Venezuela's regime has imprisoned political opponent; can't happen here
I'm talking about any situation where one person or side has relatively unlimited power, and uses it unjustly (that is, not in accord with law or ethics) to punish a domestic opponent or threat.
In Venezuela the opposition to the socialist regime found a rising star--a former mayor named Leopoldo Lopez. The guy has double the approval rating of the country's socialist president, which pretty much tells you the regime regarded him as a threat.
So last February the regime jailed Lopez on some crap charges, and has held him in near-total isolation since then.
I think the U.N. and Human Rights Watch, both of which usually support leftist governments--are pretty useless, but in this case the UN Working Group on Arbitrary Detentions, HRW and the European Parliament have ruled that Lopez "has been jailed arbitrarily" (i.e. not in accord with legal process) and should be freed immediately.
Given the consistent reluctance of all three of these organizations to oppose socialist governments, these opinions speak to the outrageousness of the guy's imprisonment.
Here in the U.S. it would be unthinkable for the government to imprison someone simply because they had information that would embarrass the administration. Our emperor is MUCH craftier than that.

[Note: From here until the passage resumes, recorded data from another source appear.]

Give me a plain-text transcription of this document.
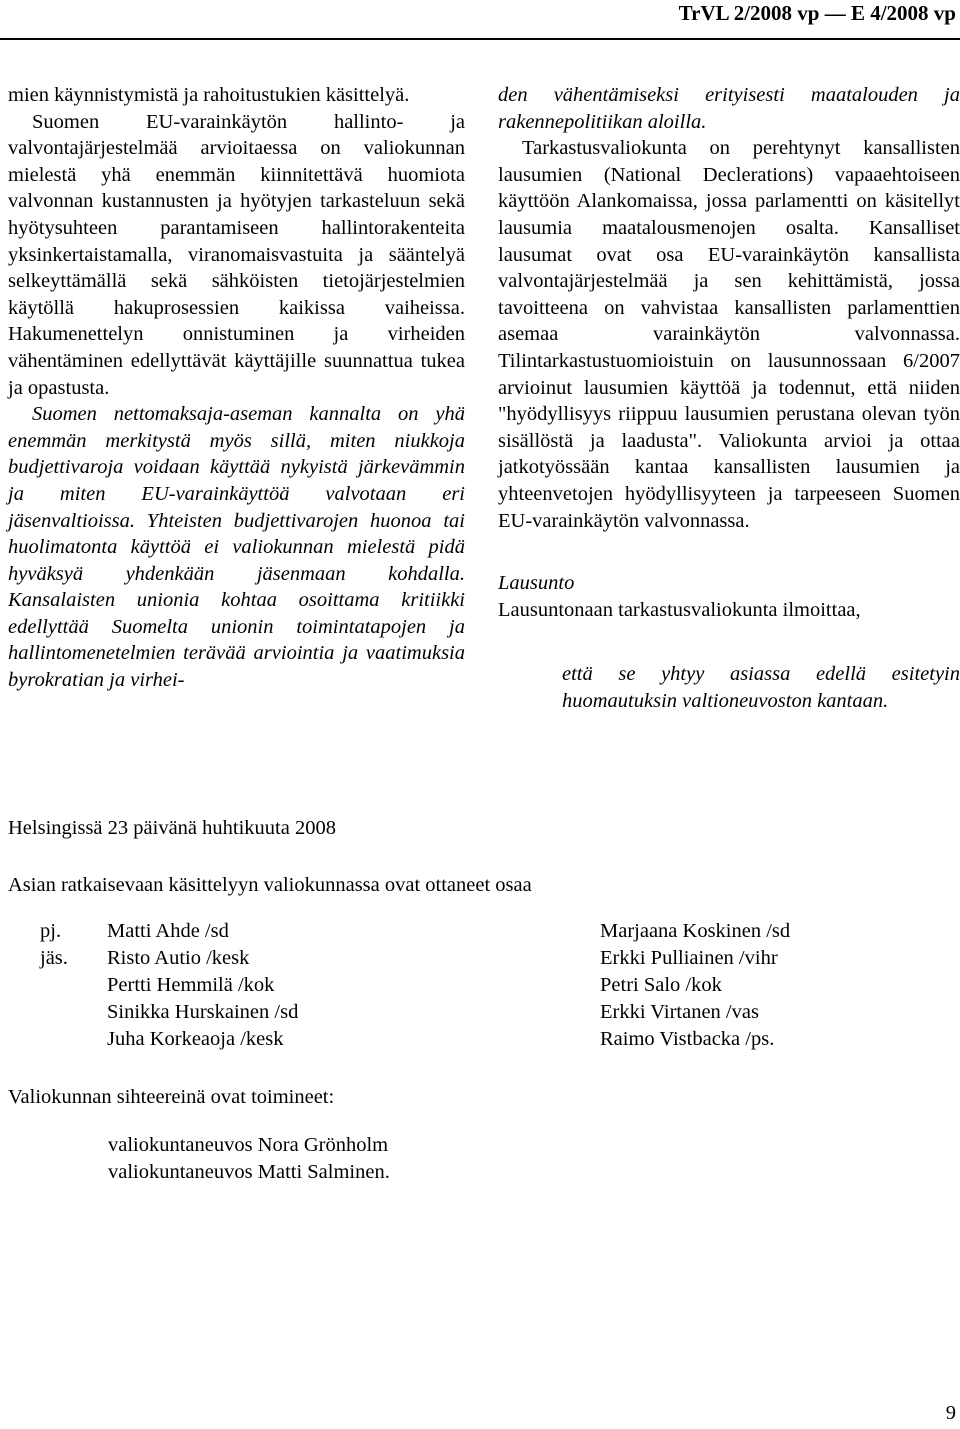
TrVL 2/2008 vp — E 4/2008 vp

mien käynnistymistä ja rahoitustukien käsittelyä.

Suomen EU-varainkäytön hallinto- ja valvontajärjestelmää arvioitaessa on valiokunnan mielestä yhä enemmän kiinnitettävä huomiota valvonnan kustannusten ja hyötyjen tarkasteluun sekä hyötysuhteen parantamiseen hallintorakenteita yksinkertaistamalla, viranomaisvastuita ja sääntelyä selkeyttämällä sekä sähköisten tietojärjestelmien käytöllä hakuprosessien kaikissa vaiheissa. Hakumenettelyn onnistuminen ja virheiden vähentäminen edellyttävät käyttäjille suunnattua tukea ja opastusta.

Suomen nettomaksaja-aseman kannalta on yhä enemmän merkitystä myös sillä, miten niukkoja budjettivaroja voidaan käyttää nykyistä järkevämmin ja miten EU-varainkäyttöä valvotaan eri jäsenvaltioissa. Yhteisten budjettivarojen huonoa tai huolimatonta käyttöä ei valiokunnan mielestä pidä hyväksyä yhdenkään jäsenmaan kohdalla. Kansalaisten unionia kohtaa osoittama kritiikki edellyttää Suomelta unionin toimintatapojen ja hallintomenetelmien terävää arviointia ja vaatimuksia byrokratian ja virhei-

den vähentämiseksi erityisesti maatalouden ja rakennepolitiikan aloilla.

Tarkastusvaliokunta on perehtynyt kansallisten lausumien (National Declerations) vapaaehtoiseen käyttöön Alankomaissa, jossa parlamentti on käsitellyt lausumia maatalousmenojen osalta. Kansalliset lausumat ovat osa EU-varainkäytön kansallista valvontajärjestelmää ja sen kehittämistä, jossa tavoitteena on vahvistaa kansallisten parlamenttien asemaa varainkäytön valvonnassa. Tilintarkastustuomioistuin on lausunnossaan 6/2007 arvioinut lausumien käyttöä ja todennut, että niiden "hyödyllisyys riippuu lausumien perustana olevan työn sisällöstä ja laadusta". Valiokunta arvioi ja ottaa jatkotyössään kantaa kansallisten lausumien ja yhteenvetojen hyödyllisyyteen ja tarpeeseen Suomen EU-varainkäytön valvonnassa.

Lausunto

Lausuntonaan tarkastusvaliokunta ilmoittaa,

että se yhtyy asiassa edellä esitetyin huomautuksin valtioneuvoston kantaan.

Helsingissä 23 päivänä huhtikuuta 2008
Asian ratkaisevaan käsittelyyn valiokunnassa ovat ottaneet osaa
pj. Matti Ahde /sd
jäs. Risto Autio /kesk
Pertti Hemmilä /kok
Sinikka Hurskainen /sd
Juha Korkeaoja /kesk
Marjaana Koskinen /sd
Erkki Pulliainen /vihr
Petri Salo /kok
Erkki Virtanen /vas
Raimo Vistbacka /ps.
Valiokunnan sihteereinä ovat toimineet:
valiokuntaneuvos Nora Grönholm
valiokuntaneuvos Matti Salminen.
9
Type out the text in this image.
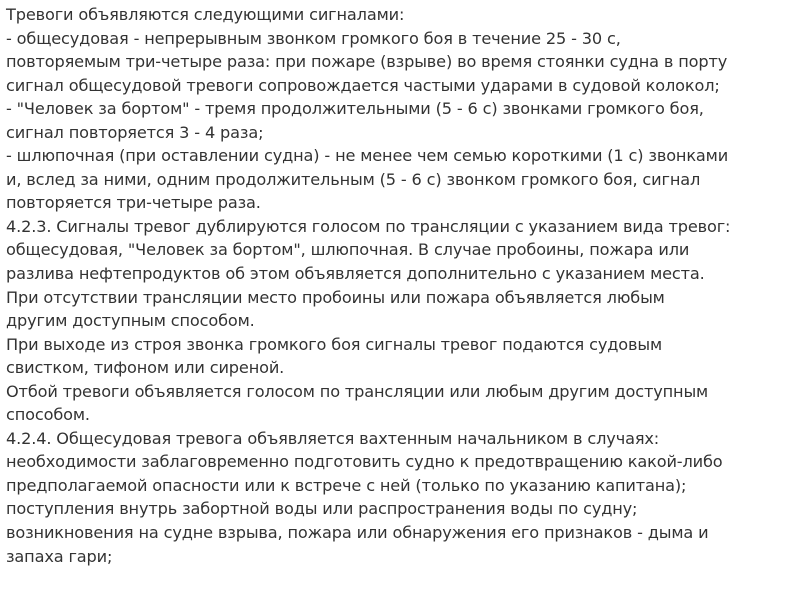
Тревоги объявляются следующими сигналами:
- общесудовая - непрерывным звонком громкого боя в течение 25 - 30 с,
повторяемым три-четыре раза: при пожаре (взрыве) во время стоянки судна в порту
сигнал общесудовой тревоги сопровождается частыми ударами в судовой колокол;
- "Человек за бортом" - тремя продолжительными (5 - 6 с) звонками громкого боя,
сигнал повторяется 3 - 4 раза;
- шлюпочная (при оставлении судна) - не менее чем семью короткими (1 с) звонками
и, вслед за ними, одним продолжительным (5 - 6 с) звонком громкого боя, сигнал
повторяется три-четыре раза.
4.2.3. Сигналы тревог дублируются голосом по трансляции с указанием вида тревог:
общесудовая, "Человек за бортом", шлюпочная. В случае пробоины, пожара или
разлива нефтепродуктов об этом объявляется дополнительно с указанием места.
При отсутствии трансляции место пробоины или пожара объявляется любым
другим доступным способом.
При выходе из строя звонка громкого боя сигналы тревог подаются судовым
свистком, тифоном или сиреной.
Отбой тревоги объявляется голосом по трансляции или любым другим доступным
способом.
4.2.4. Общесудовая тревога объявляется вахтенным начальником в случаях:
необходимости заблаговременно подготовить судно к предотвращению какой-либо
предполагаемой опасности или к встрече с ней (только по указанию капитана);
поступления внутрь забортной воды или распространения воды по судну;
возникновения на судне взрыва, пожара или обнаружения его признаков - дыма и
запаха гари;
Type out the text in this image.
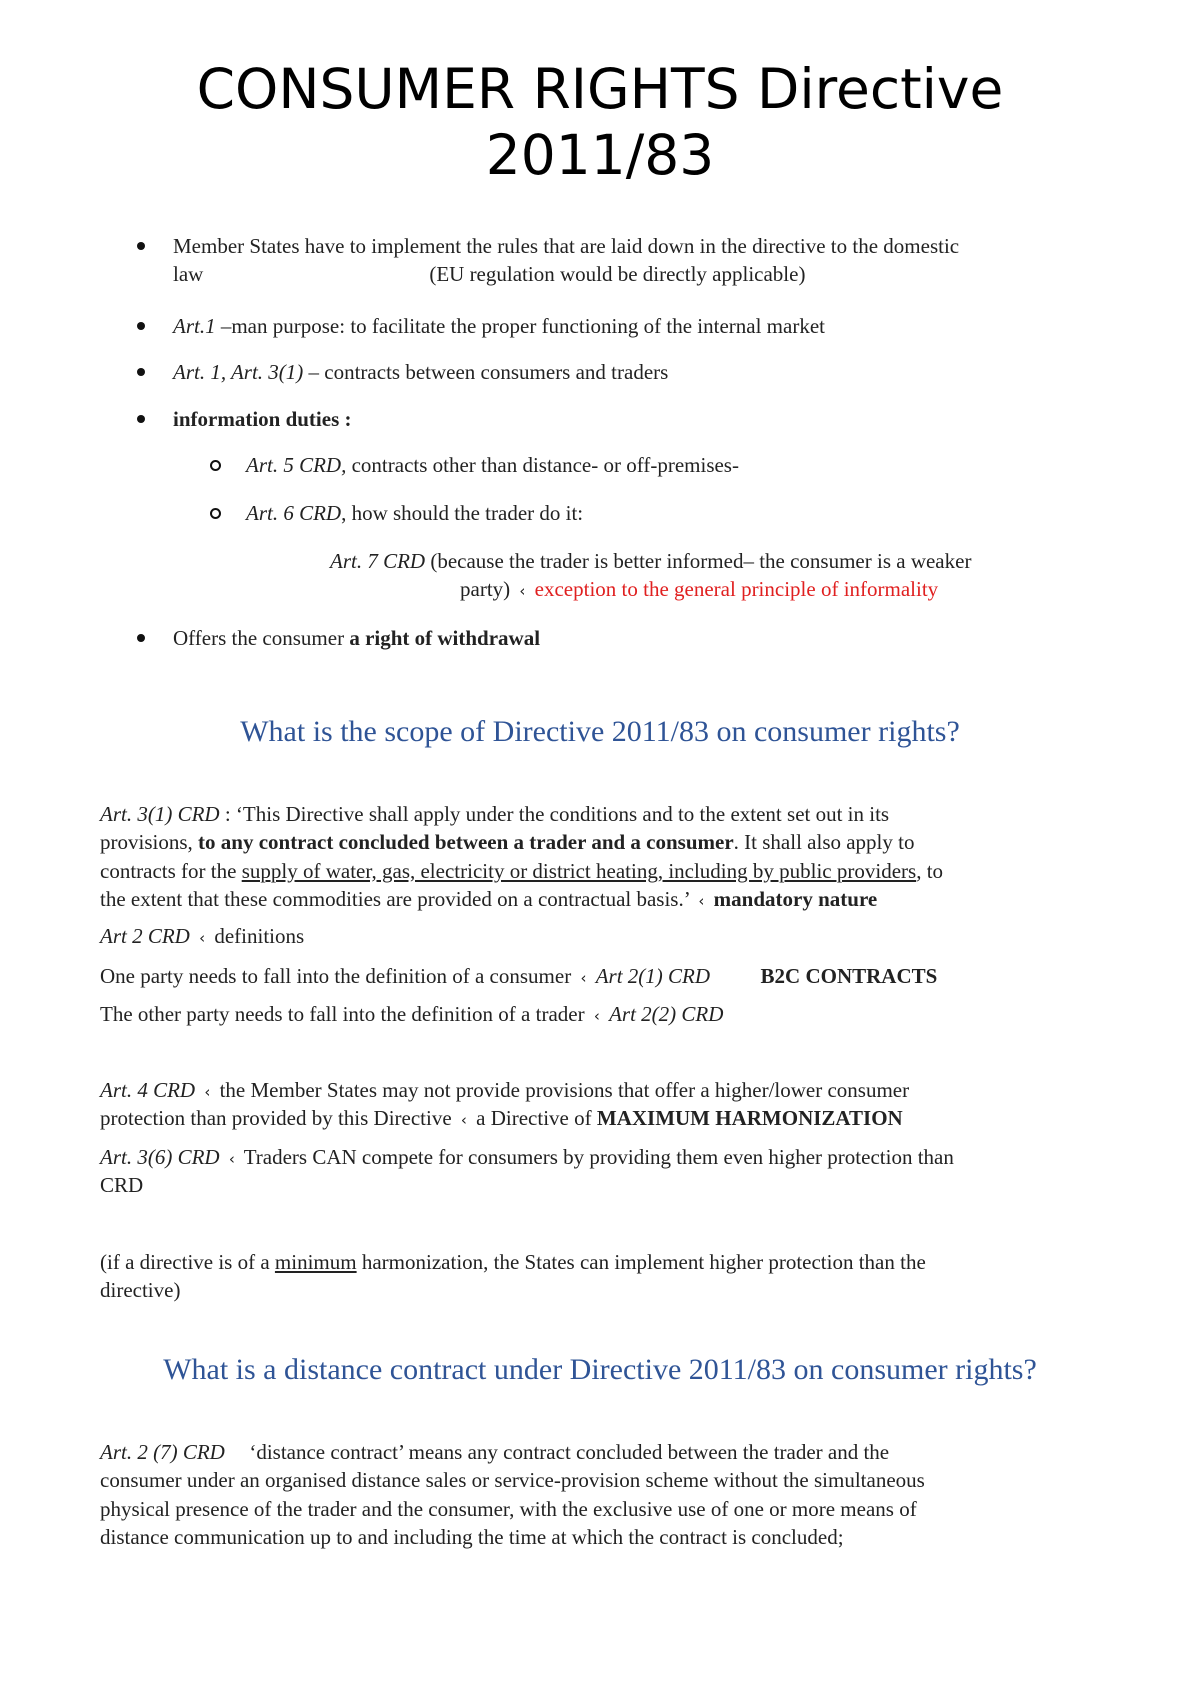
CONSUMER RIGHTS Directive
2011/83
Member States have to implement the rules that are laid down in the directive to the domestic
law	(EU regulation would be directly applicable)
Art.1 –man purpose: to facilitate the proper functioning of the internal market
Art. 1, Art. 3(1) – contracts between consumers and traders
information duties :
Art. 5 CRD, contracts other than distance- or off-premises-
Art. 6 CRD, how should the trader do it:
Art. 7 CRD (because the trader is better informed– the consumer is a weaker
party) ‹ exception to the general principle of informality
Offers the consumer a right of withdrawal
What is the scope of Directive 2011/83 on consumer rights?
Art. 3(1) CRD : ‘This Directive shall apply under the conditions and to the extent set out in its
provisions, to any contract concluded between a trader and a consumer. It shall also apply to
contracts for the supply of water, gas, electricity or district heating, including by public providers, to
the extent that these commodities are provided on a contractual basis.’ ‹ mandatory nature
Art 2 CRD ‹ definitions
One party needs to fall into the definition of a consumer ‹ Art 2(1) CRD B2C CONTRACTS
The other party needs to fall into the definition of a trader ‹ Art 2(2) CRD
Art. 4 CRD ‹ the Member States may not provide provisions that offer a higher/lower consumer
protection than provided by this Directive ‹ a Directive of MAXIMUM HARMONIZATION
Art. 3(6) CRD ‹ Traders CAN compete for consumers by providing them even higher protection than
CRD
(if a directive is of a minimum harmonization, the States can implement higher protection than the
directive)
What is a distance contract under Directive 2011/83 on consumer rights?
Art. 2 (7) CRD ‘distance contract’ means any contract concluded between the trader and the
consumer under an organised distance sales or service-provision scheme without the simultaneous
physical presence of the trader and the consumer, with the exclusive use of one or more means of
distance communication up to and including the time at which the contract is concluded;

Thus we have Holder's Department of Injustice very publically announcing it is considering charging a former head of the CIA and former Army 4-star general Petraeus with a felony for leaking secrets to his mistress.
This probably doesn't seem odd to you. After all, leaking national secrets to unauthorized persons is illegal. Like when the NY Times printed details about a secret program that enabled the U.S. to follow funds raised in the U.S. and sent to terrorist groups overseas. In that case the government immediately charged...wait, no one was charged.
No one on the Left is ever charged for leaking secrets. And in Petraeus' case no one has alleged that any secrets actually leaked (as in, published or turned over to an enemy). So why is he being threatened with a felony charge?
To use a naval term, it's a shot across the bow--a threat intended to keep the guy from telling the new Republican congress something that would make life more difficult for the emperor.
Understand that the government does NOT intend to actually try to convict the guy at a trial. That would make his defense public record, which the emperor doesn't want. Rather, it's the threat of loss of pension that will keep the secret long enough for the emperor to be untouchable.
I doubt the DOI will actually file charges, but if it does, they'll be quietly dropped when we get closer to the end of the emperor's term. Another likely outcome--with the same effect but quieter--is that the DOI will simply let the clock run without making any sort of declaration one way or the other, leaving the next president to dismiss 'em.
See? Much better than those socialist thug bastards running Venezuela.